Ray Burgoyne, a self-taught painter, carpenter, and musician, has died at the age of 80. He first exhibited his paintings in the late 1980s and spent the following three decades organizing numerous exhibitions along the Essex and Suffolk coastline.
A Fully Realized Vision
Ray was entirely self-taught in the art world, arriving with a seemingly fully realized and studied vision. His extensive body of work mirrored the abstract ballad that was his life—romantic, unpredictable, filled with both childlike simplicity and dark complexity. His paintings featured carnivalesque characters and forgotten landscapes, rendered in pure, deep colors.
Early Life and Career
Born in Southend-on-Sea, Essex, Ray was the youngest of two children of Joseph Burgoyne, a greengrocer, and Dolly (nee Nash), who managed the paperwork for her husband's shops. His early life was marked by fierce independence: he tried riding on the back of his pet pig, Rosie, pretended to be one of Alan Ladd's cowboys, fished at the end of the pier, and drank in seafront dance halls to the soundtrack of the Shirelles.
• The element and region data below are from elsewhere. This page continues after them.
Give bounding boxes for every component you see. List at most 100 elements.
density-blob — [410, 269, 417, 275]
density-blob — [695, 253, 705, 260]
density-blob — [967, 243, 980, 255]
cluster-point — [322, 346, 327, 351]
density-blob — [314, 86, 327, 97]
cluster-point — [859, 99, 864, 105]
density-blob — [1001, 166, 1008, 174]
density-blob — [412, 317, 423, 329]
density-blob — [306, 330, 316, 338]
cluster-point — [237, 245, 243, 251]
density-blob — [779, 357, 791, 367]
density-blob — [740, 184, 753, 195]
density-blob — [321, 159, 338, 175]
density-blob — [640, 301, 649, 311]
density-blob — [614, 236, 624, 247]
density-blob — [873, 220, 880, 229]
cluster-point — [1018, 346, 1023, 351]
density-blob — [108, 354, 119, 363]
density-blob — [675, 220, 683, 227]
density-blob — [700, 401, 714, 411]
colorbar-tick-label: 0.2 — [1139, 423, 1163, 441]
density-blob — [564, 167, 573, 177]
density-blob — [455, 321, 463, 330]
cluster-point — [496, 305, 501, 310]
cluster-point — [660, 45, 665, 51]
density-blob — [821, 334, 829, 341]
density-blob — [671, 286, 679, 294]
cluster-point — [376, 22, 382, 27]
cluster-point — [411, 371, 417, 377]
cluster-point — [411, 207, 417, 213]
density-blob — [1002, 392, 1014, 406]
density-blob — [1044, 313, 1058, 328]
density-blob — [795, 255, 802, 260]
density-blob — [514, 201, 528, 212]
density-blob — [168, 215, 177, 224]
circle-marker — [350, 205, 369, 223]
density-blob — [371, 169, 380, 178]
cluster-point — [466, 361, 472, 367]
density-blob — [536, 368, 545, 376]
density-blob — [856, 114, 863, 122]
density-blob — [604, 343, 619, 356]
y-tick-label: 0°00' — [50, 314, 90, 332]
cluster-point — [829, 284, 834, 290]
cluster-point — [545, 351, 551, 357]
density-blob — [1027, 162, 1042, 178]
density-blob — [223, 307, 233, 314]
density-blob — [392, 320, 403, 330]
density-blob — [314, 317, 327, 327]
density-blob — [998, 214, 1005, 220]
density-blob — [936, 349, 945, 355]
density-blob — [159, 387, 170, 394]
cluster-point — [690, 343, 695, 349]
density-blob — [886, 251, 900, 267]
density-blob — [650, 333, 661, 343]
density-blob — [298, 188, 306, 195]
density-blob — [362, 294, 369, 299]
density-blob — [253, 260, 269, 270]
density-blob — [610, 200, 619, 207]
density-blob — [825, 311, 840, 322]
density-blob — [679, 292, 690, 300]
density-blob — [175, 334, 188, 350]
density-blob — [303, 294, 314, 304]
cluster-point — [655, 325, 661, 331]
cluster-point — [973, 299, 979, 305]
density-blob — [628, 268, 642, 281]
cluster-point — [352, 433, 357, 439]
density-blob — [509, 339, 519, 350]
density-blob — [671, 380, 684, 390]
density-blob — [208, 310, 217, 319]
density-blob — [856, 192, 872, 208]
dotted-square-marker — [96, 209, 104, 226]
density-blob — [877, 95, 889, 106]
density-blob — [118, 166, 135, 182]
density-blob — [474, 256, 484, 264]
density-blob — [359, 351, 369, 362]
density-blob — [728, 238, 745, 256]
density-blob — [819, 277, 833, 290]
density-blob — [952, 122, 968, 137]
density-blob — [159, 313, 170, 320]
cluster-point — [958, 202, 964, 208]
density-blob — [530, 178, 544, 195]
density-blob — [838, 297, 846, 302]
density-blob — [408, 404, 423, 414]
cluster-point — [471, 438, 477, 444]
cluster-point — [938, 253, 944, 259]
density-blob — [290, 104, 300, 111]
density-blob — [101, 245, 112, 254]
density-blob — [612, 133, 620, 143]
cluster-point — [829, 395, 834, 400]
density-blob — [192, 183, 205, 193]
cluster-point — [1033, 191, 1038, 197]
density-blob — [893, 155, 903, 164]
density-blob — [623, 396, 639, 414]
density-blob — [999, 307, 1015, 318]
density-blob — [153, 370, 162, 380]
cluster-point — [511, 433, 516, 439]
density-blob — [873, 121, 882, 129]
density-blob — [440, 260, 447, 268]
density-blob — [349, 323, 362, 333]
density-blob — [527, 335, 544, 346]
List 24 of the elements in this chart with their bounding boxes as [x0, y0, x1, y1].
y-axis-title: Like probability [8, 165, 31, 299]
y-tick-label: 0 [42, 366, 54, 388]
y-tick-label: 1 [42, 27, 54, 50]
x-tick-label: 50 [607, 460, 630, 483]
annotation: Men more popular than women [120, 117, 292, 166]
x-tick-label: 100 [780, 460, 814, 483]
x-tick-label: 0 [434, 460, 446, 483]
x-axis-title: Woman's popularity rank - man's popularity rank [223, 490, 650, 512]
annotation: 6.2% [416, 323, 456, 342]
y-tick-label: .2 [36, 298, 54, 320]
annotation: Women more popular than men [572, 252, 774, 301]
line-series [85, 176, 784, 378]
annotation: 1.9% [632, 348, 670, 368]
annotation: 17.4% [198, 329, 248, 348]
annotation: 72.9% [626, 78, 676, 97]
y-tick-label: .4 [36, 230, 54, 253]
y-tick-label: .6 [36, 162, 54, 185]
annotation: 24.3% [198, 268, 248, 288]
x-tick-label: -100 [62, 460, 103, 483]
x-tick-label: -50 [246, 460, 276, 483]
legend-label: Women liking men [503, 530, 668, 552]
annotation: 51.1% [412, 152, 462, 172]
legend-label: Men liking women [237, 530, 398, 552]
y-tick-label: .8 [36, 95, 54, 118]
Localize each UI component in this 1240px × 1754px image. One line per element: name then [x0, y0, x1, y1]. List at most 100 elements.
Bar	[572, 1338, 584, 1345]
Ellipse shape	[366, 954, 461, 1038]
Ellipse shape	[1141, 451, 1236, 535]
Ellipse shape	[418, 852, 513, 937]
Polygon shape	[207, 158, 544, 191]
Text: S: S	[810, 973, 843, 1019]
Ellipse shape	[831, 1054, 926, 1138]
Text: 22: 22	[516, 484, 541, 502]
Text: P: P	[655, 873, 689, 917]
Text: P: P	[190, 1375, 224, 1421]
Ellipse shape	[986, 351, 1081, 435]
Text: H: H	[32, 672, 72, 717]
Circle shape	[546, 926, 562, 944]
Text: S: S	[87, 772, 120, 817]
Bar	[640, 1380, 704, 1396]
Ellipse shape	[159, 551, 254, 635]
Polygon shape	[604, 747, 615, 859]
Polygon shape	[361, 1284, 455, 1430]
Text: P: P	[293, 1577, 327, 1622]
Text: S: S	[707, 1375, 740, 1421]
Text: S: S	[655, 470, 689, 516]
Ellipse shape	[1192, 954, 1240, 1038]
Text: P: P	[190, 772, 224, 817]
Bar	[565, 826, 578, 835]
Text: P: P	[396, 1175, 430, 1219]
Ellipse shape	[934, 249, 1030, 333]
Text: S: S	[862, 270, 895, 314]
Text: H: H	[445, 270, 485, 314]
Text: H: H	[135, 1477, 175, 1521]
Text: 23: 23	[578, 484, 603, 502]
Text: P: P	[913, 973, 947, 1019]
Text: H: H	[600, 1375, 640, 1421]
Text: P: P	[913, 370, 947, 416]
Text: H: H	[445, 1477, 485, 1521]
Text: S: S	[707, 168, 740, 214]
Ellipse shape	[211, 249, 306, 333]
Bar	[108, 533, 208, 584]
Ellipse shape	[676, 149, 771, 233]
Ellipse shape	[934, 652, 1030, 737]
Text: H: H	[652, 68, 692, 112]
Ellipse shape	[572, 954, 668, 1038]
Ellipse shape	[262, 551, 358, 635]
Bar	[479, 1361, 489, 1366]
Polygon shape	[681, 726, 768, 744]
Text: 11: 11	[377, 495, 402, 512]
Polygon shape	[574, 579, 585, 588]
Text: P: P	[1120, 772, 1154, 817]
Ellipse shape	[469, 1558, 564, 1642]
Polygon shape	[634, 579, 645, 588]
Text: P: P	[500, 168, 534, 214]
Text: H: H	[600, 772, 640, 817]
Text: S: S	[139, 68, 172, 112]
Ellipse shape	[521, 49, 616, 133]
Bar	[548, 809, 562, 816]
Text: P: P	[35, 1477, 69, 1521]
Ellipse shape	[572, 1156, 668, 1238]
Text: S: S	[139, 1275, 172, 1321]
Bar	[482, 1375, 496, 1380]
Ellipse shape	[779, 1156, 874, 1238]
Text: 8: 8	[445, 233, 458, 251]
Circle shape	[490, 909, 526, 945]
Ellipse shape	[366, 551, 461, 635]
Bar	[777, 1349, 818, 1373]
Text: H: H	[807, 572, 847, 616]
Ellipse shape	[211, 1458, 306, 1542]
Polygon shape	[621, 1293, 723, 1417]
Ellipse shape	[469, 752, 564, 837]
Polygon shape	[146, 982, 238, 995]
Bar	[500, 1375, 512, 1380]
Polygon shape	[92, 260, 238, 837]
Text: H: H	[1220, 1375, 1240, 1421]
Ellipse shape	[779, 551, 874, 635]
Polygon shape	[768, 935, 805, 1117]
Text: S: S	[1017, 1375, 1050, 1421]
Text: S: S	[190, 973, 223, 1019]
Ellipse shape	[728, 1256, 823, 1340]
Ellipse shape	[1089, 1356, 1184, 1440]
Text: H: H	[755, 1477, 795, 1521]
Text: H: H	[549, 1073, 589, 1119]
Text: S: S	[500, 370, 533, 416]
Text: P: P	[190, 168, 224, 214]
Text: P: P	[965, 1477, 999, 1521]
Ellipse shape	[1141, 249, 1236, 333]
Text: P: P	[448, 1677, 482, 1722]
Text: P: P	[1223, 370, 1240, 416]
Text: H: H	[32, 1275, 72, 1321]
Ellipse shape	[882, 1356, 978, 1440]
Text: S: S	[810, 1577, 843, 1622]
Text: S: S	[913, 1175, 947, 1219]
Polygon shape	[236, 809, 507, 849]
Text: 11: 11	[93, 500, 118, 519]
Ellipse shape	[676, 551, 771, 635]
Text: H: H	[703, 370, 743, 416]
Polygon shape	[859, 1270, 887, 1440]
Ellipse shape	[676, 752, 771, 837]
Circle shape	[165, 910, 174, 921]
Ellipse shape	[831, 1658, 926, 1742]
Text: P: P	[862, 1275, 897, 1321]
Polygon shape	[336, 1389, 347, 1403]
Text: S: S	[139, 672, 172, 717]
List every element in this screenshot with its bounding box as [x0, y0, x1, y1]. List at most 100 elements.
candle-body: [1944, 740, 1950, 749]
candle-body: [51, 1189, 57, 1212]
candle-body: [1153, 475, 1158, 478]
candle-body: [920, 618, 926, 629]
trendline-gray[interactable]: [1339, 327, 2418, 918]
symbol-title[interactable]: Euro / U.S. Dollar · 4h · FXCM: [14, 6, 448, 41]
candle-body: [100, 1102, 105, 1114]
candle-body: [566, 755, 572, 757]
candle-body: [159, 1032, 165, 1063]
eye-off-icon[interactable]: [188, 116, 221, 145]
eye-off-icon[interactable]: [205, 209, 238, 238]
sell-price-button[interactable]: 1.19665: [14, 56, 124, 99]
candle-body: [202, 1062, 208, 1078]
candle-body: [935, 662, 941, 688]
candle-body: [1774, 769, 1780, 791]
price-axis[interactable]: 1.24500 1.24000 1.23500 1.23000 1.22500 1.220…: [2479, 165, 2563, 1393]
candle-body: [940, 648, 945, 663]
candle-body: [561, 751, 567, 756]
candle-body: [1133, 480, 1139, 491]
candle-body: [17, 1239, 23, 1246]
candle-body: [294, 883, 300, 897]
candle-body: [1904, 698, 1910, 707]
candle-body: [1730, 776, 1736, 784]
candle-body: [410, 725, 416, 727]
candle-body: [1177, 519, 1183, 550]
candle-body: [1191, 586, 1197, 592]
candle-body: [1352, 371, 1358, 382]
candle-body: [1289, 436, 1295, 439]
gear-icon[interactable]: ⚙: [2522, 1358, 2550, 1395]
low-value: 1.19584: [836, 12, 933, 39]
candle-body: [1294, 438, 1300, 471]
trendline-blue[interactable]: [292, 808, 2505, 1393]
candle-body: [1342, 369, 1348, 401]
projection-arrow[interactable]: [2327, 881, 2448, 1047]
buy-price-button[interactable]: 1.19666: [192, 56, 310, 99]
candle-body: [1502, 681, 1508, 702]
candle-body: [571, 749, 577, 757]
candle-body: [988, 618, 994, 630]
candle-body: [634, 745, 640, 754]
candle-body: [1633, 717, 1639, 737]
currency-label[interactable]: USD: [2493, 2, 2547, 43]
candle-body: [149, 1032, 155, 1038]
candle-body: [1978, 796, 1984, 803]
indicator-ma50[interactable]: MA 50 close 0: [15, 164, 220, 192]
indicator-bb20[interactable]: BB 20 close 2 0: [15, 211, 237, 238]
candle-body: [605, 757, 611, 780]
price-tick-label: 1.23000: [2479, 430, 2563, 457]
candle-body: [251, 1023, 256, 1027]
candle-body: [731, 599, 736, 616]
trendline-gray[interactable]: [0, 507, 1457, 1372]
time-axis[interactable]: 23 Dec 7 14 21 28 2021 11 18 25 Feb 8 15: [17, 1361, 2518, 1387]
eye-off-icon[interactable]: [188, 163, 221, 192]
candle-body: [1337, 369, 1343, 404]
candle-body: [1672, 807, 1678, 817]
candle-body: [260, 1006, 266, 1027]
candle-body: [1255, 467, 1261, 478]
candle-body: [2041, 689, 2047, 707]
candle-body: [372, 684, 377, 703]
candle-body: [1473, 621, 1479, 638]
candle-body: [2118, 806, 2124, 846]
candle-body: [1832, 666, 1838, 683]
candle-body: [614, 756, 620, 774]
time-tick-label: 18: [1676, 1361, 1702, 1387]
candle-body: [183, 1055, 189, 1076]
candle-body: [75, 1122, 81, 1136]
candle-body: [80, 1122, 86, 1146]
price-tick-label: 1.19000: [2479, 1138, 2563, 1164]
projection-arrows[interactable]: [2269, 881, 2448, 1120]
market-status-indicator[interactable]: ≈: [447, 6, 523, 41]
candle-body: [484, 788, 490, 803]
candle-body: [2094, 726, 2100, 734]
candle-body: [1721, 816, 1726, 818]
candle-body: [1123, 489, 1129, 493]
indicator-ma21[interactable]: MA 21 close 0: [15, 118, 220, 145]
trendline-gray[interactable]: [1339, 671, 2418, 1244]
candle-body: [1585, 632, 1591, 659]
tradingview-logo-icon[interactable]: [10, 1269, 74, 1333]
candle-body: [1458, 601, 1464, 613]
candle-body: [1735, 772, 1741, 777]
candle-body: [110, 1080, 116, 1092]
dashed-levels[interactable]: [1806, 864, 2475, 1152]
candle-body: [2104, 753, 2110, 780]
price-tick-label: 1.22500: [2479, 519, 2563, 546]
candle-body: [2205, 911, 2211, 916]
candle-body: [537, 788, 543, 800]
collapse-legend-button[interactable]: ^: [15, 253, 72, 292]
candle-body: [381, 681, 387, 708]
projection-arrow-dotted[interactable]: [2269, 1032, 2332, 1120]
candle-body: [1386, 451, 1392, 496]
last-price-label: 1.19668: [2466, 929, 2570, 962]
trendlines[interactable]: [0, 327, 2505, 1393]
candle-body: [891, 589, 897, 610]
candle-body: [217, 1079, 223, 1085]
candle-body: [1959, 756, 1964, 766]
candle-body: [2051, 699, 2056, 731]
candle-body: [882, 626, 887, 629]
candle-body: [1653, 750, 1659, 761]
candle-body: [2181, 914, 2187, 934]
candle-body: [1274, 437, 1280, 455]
Ray dreamed of attending art school, but after leaving Wentworth High School for Boys at age 14, he was sent to work as an apprentice carpenter at a cabinet maker's shop.
Musical Pursuits
By the early 1960s, Ray was at the heart of the emerging mod scene in Southend as a founding member and drummer for the Flowerpots, a local rhythm and blues band that opened for the Animals and the Who. He remained with the band until 1966.
Family and Work
In 1968, he married Sylvia, and they had four children: Claire, Paul, Helen, and Sam. Ray continued working as a carpenter at a boat-building yard in Leigh-on-Sea, did shop fitting and antique restoration around Essex, and installed shows for the Design Centre in central London. In the mid-1970s, he became master carpenter at the Palace Theatre in Westcliff-on-Sea, building and constructing sets for repertory productions.
Ray and Sylvia divorced in 1986, and later that year he married Gilly, a student nurse. They had two children: Phelan and the author of this obituary.
Full-Time Artist
After the family moved to the village of Friston, Suffolk, in 1999, Ray finally became a full-time artist. He exhibited both solo and in groups, primarily in the nearby seaside town of Aldeburgh, alongside established and emerging artists.
When viewers confronted his more abstract paintings—characterized by thick oil application and conjured shapes—they often asked, “So, what is it actually meant to be?” To which he would reply with his unmistakable smile, “It’s whatever you think it is.”
Ray is survived by his wife Gilly, his six children, and 15 grandchildren.